By Eulalia Benejam Cobb

The last time one of my daughters sat on my lap. The last time my father gave me a violin lesson. The last time I ran five miles. I think about these occasions but cannot remember them, because I didn’t know when the half-grown child, all knees and elbows, jumped off my lap (for my sins, I may have even asked her to get up) that she would never climb on again. I didn’t know as I wiped the rosin off my bow and put the violin back in its case that I would never again hear my father interrupt my playing with “That’s very nice. However…”—something that never failed to annoy me when he said it. I didn’t know, as I panted and stretched my sore legs, that I was experiencing my final runner’s high. And I didn’t know, on a chilly autumn night long ago, that I would never again hear my 90-year-old mother brag about the 25 clay flower pots that she had dragged indoors (all by herself!) to protect them from the coming frost.

Now, as the years gently coax me to give up one thing here, another there (no more hefting bales of hay, no more partying until dawn), I wonder about other “last times” to come. When will I fix my husband breakfast (something that, after close to sixty years, has lost some of its luster) for the last time? When will I take deaf, white-muzzled Bisou for her last walk?

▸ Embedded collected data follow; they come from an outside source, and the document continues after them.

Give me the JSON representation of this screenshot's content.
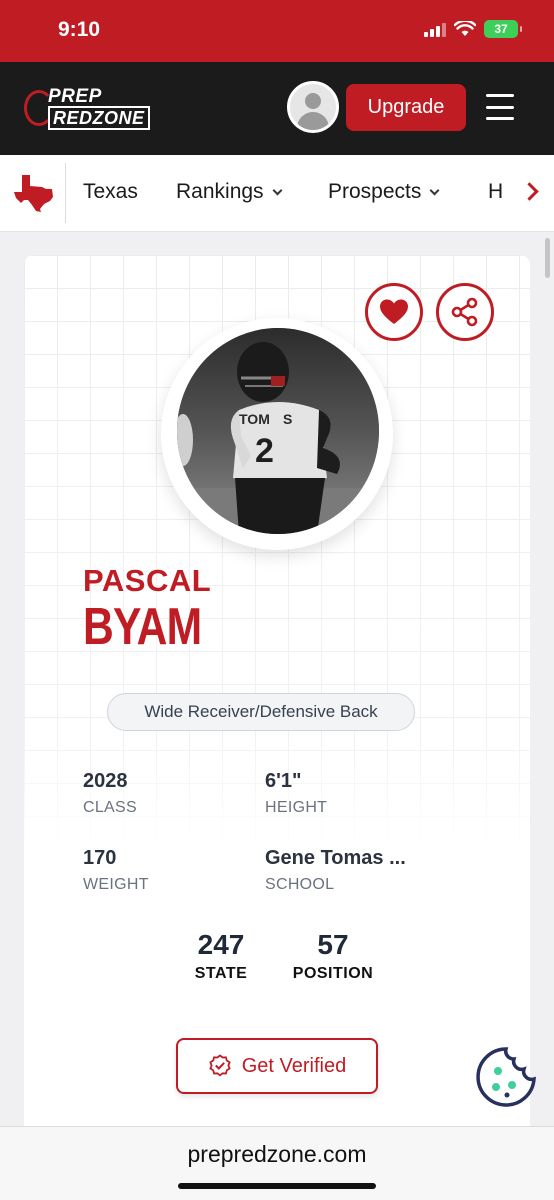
{
  "status_bar": {
    "time": "9:10",
    "battery": "37"
  },
  "header": {
    "logo_line1": "PREP",
    "logo_line2": "REDZONE",
    "upgrade_label": "Upgrade"
  },
  "nav": {
    "items": [
      {
        "label": "Texas"
      },
      {
        "label": "Rankings"
      },
      {
        "label": "Prospects"
      },
      {
        "label": "H"
      }
    ]
  },
  "profile": {
    "first_name": "PASCAL",
    "last_name": "BYAM",
    "position": "Wide Receiver/Defensive Back",
    "jersey_number": "2",
    "stats": [
      {
        "value": "2028",
        "label": "CLASS"
      },
      {
        "value": "6'1\"",
        "label": "HEIGHT"
      },
      {
        "value": "170",
        "label": "WEIGHT"
      },
      {
        "value": "Gene Tomas ...",
        "label": "SCHOOL"
      }
    ],
    "rankings": [
      {
        "value": "247",
        "label": "STATE"
      },
      {
        "value": "57",
        "label": "POSITION"
      }
    ],
    "verify_label": "Get Verified"
  },
  "browser": {
    "url": "prepredzone.com"
  },
  "colors": {
    "brand_red": "#c01c24",
    "header_dark": "#1b1b1b",
    "battery_green": "#3ecf5a"
  },
  "icons": [
    "signal-icon",
    "wifi-icon",
    "battery-icon",
    "texas-state-icon",
    "heart-icon",
    "share-icon",
    "verified-badge-icon",
    "cookie-icon",
    "hamburger-menu-icon"
  ]
}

When will I last manage to sit in a full lotus? Will I look back and regret that I was annoyed about making breakfast because I wanted to stay longer in bed; irritated during the walk because it was hot or cold and she was taking forever to sniff the ground, the grass, the air; impatient with meditation and wanting to get on with my day?

Thinking about these things can, I admit, be depressing. But this kind of reflection also lends my days a bitter-sweet flavor, and allows me to approach activities that feel burdensome in a gentler frame of mind. I’m developing a kind of nostalgia for the present, simultaneously tasting its sweetness and its fleetingness. I try to walk the fine line between enjoyment of the moment and despair at its impermanence. I do the best I can.

12 Responses

  1. Love this. I have been thinking about this idea a lot recently. It tickles me that we are not aware of the lastness of events.

    Hello to Bisou. : )

  2. Lovely, Lali.

    I do think about this – my husband rides a bike to the grocery store – and worry that I will miss it.

    I gave that to Kary: she comments that it was only after her son (12) died that she was horrified she hasn’t spent every minute of his life with him; before that, she called her being a physician and a working mother them ‘becoming independent’ – and all three of her children were doing it fine.

    These are the human things. We only rarely know. I took my youngest to Mexico to see my dad and my family, and he was ailing, and I knew, when I gently hugged him goodbye, that it was the last time.

    I wasn’t there one last time for Mother – I saw her by iPad, and don’t know if she even knew it was me.

    Travel for me is a huge effort, and my family doesn’t really seem to get the total exhaustion of ME/CFS, so I do what I can.

    But I don’t allow myself to feel guilty.

  3. I have often thought about how we never realize when was the last time I picked up my son, my daughter? And when was the last time I took the stairs two at a time? Yet there is still much to enjoy and be grateful for and many things that are far from their last time. Thanks for the reminder, Lali.

  4. Your words resonated with me, Lali, for I had no idea it was the last time I would walk with Greta. It does indeed make you appreciate and be more aware of the present. Thank you for that.